それだけに、メルティが作った最高最後のアンドロイドであるシノンが、ミハイルの開発したアンドロイドたちを蹴散らしていく光景は、爽快極まりなかった。
「勝ったんだ。私はついに、ミハイルに勝ったんだ!」
十数分もすると、アンドロイドと国連軍残党は壊滅していた。統合軍の兵には、怪我人は何人か出たものの、死者は出ていない。まさに完勝といえるものだった。しかし、冷静になってきたメルティは、何か嫌な予感がした。それでもう一度残骸に満ちた戦場を眺めてみると、その残骸が不気味に蠢き始めていた。やがてそれらはひとつの形となり、巨大な人型を形成した。それで、歓喜に包まれていた統合軍の兵たちの間に動揺が見られた。
「ジャッジメンティスは出払った。なら、私がやるしか!」
メルティはすぐ、部屋の窓から飛び降りる。そして落ちながら、大声で叫んだ。
「来て! ジャッジメンティス・ゼロ!」
その瞬間、メルティの目の前に亜空間の扉が開き、灰色のジャッジメンティスが現れる。その操縦席に乗り込むと、残骸の塊に向きながら告げる。
「みんな下がって! このゾンビは、ジャッジメンティス・ゼロで相手をします!」
メルティはそのまま機体をゾンビに突撃させ、両手でゾンビの腹を押さえた。
「跡形もなく、消滅しろ!」
ゼロの両手にエネルギー球が出現し、それがそのまま爆発した。その青い爆発はゾンビの全体を包み、それが収まる頃には、今度こそ完全に消滅していた。一方のゼロは爆発の瞬間に亜空間に入り、安全な場所に出てきた。しかしそれでエネルギーを使い果たして、自動で操縦席を開放すると、動かなくなってしまった。
(お疲れ、ゼロ)
メルティは操縦席から降りると、ゼロの装甲を優しく撫でた。ゼロはジャッジメンティスの最初の試作機で、基本性能は正式採用機とほぼ同じだが、バッテリーに問題を抱えた機体で、継戦能力の無さが欠点の機体である。とはいえ初めて作ったジャッジメンティスで、メルティは大切に保管していた。その我が子に等しい機体で仲間のピンチを救えたことに、メルティの胸に穏やかに込み上げてくるものがあった。
***
二人だけの司令室で、アウロラは、ミハイルの茫然自失としている様を横目で眺めていた。アンドロイドがリーナたちの出撃に間に合わなかったどころか、ウロボロスの力を使って復活させたにも関わらず、ゼロの乱入であっという間に全滅させられたのは、無様としかいえなかった。だが、アウロラにとっても今の出来事は想定外であった。自然と、アウロラの眉間には皺が寄っていた。
「いやぁ、いい顔してるなあ、お二人さん」
「だ、誰だ!?」
突如、聞き覚えのない女の声が響いた。ミハイルは、慌てた様子で辺りを見回した。その様を嘲笑うように、再び女の声が聞こえた。
「ここ、ここだよ」
アウロラとミハイルは、同時にその声の聞こえた方、真上を見た。するとそこには、黒のフリルが沢山ついた服を着た女が、二人を見下して浮いていた。
「誰ですか、あなたは。名を名乗りなさい」
「くくく、聞かれたからには答えてやろう。私こそ、現職の魔女王、ミルドレッドだ。顔を見せるのは初めてだったな。ゆっくり話してやりたいところだが、今回は簡潔に忠告をしに来たんでな」
「忠告?」
ミハイルは眉をひそめた。ミルドレッドは「ああ」と返事をすると、床に降り立って、傲慢な態度で告げる。

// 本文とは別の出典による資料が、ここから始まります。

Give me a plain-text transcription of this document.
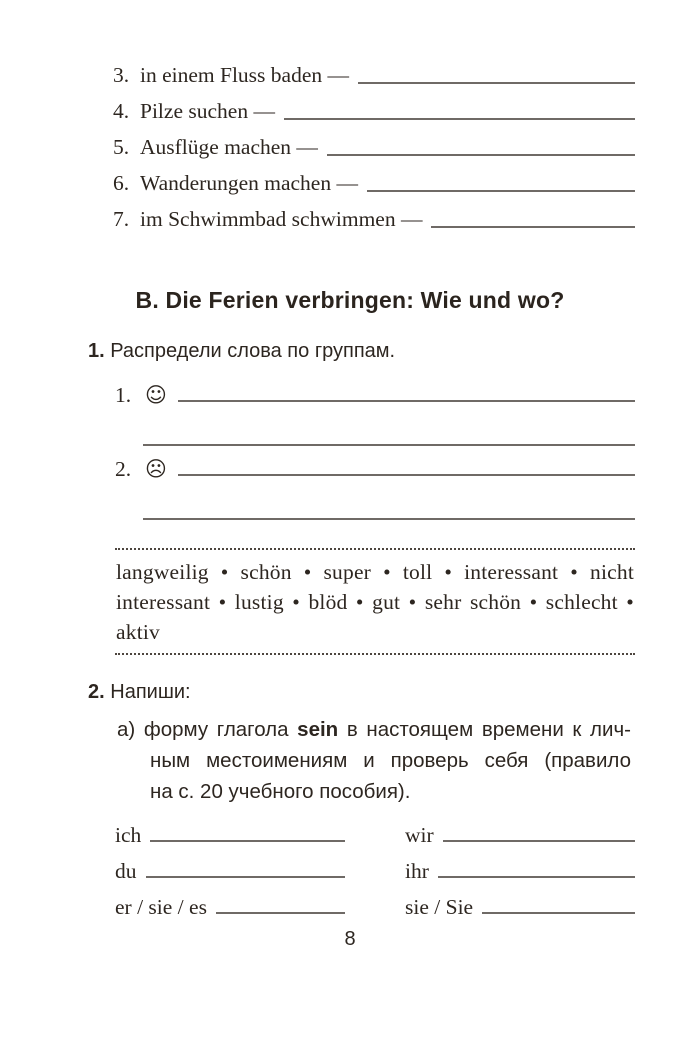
3. in einem Fluss baden —
4. Pilze suchen —
5. Ausflüge machen —
6. Wanderungen machen —
7. im Schwimmbad schwimmen —
B. Die Ferien verbringen: Wie und wo?
1. Распредели слова по группам.
1. ☺
2. ☹
langweilig • schön • super • toll • interessant • nicht
interessant • lustig • blöd • gut • sehr schön • schlecht •
aktiv
2. Напиши:
а) форму глагола sein в настоящем времени к лич-
ным местоимениям и проверь себя (правило
на с. 20 учебного пособия).
ich
du
er / sie / es
wir
ihr
sie / Sie
8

「まずミハイル。部を弁えないアンドロイドは、許されざる存在だ。お前も、居場所が惜しくば新しい白の世界に恭順することだ。それとアウロラは、分不相応な夢を抱くな。今のお山の大将で満足する方が、よほど幸せだぞ」
ミルドレッドはそれだけ言うと、二人が何かを言う間も無く、姿を消した。ミハイルは癇癪を起こしたように壁を殴ったが、アウロラは静かに息を呑んだ。
***
リーナ、アルフレッド、ジュリアが亜空間を抜けると、目の前にはEGMAのある構造物があった。塔状のその建物は、白の世界全てを見下せるかのように、高く聳え立っている。
「いいか。この塔には強力なバリア・フィールドが張ってある。完全に打ち破るのは不可能だが、一部に穴を開けて突入することは、私のG型でも可能だ。我々はこれより内部に侵入し、そこから破壊活動を行う」
アルフレッドから通信が入ったが、その音声は聞き取れはするもののかなりノイズが混じっていた。セイリオスを介してもそうなるということは、かなり強力な妨害をEGMAが行なっているということに他ならなかった。
(直接体感したことはありませんでしたが、これがEGMAの力ですか)
リーナは無意識のうちに首のチョーカーに手を当てた。するとその時、構造物のバリア・フィールドの内側に、何かがいることをセイリオスの力で知った。
「これは、まさか——」
リーナがその先を口にする間も無く、その方向から極太のビームが照射された。それはセイリオスが自動で張った結界で完全に防がれたが、それで、そこにいるものが何なのか、リーナは完全に悟った。
「やっぱり、兄上でしたか」
リーナは、ため息混じりに呟いた。やがて、構造物に近づくとそのその推察は確信に変わった。ウロボロスと融合でもしたのか、その姿は禍々しく変貌していたが、ビーム・スナイパーライフルに背中のミサイルランチャー、肩の二門のビーム・キャノンと、武装は間違いなくM型そのものだった。
「なるほどな。M型をEGMAが接収したのはそういうことか」
アルフレッドは思ったより冷静な雰囲気だった。既に、実の息子と戦う覚悟は完了していると、そういうことなのだろうとリーナは考えた。そうしていると、脳裏に直接、ノイズが走り出した。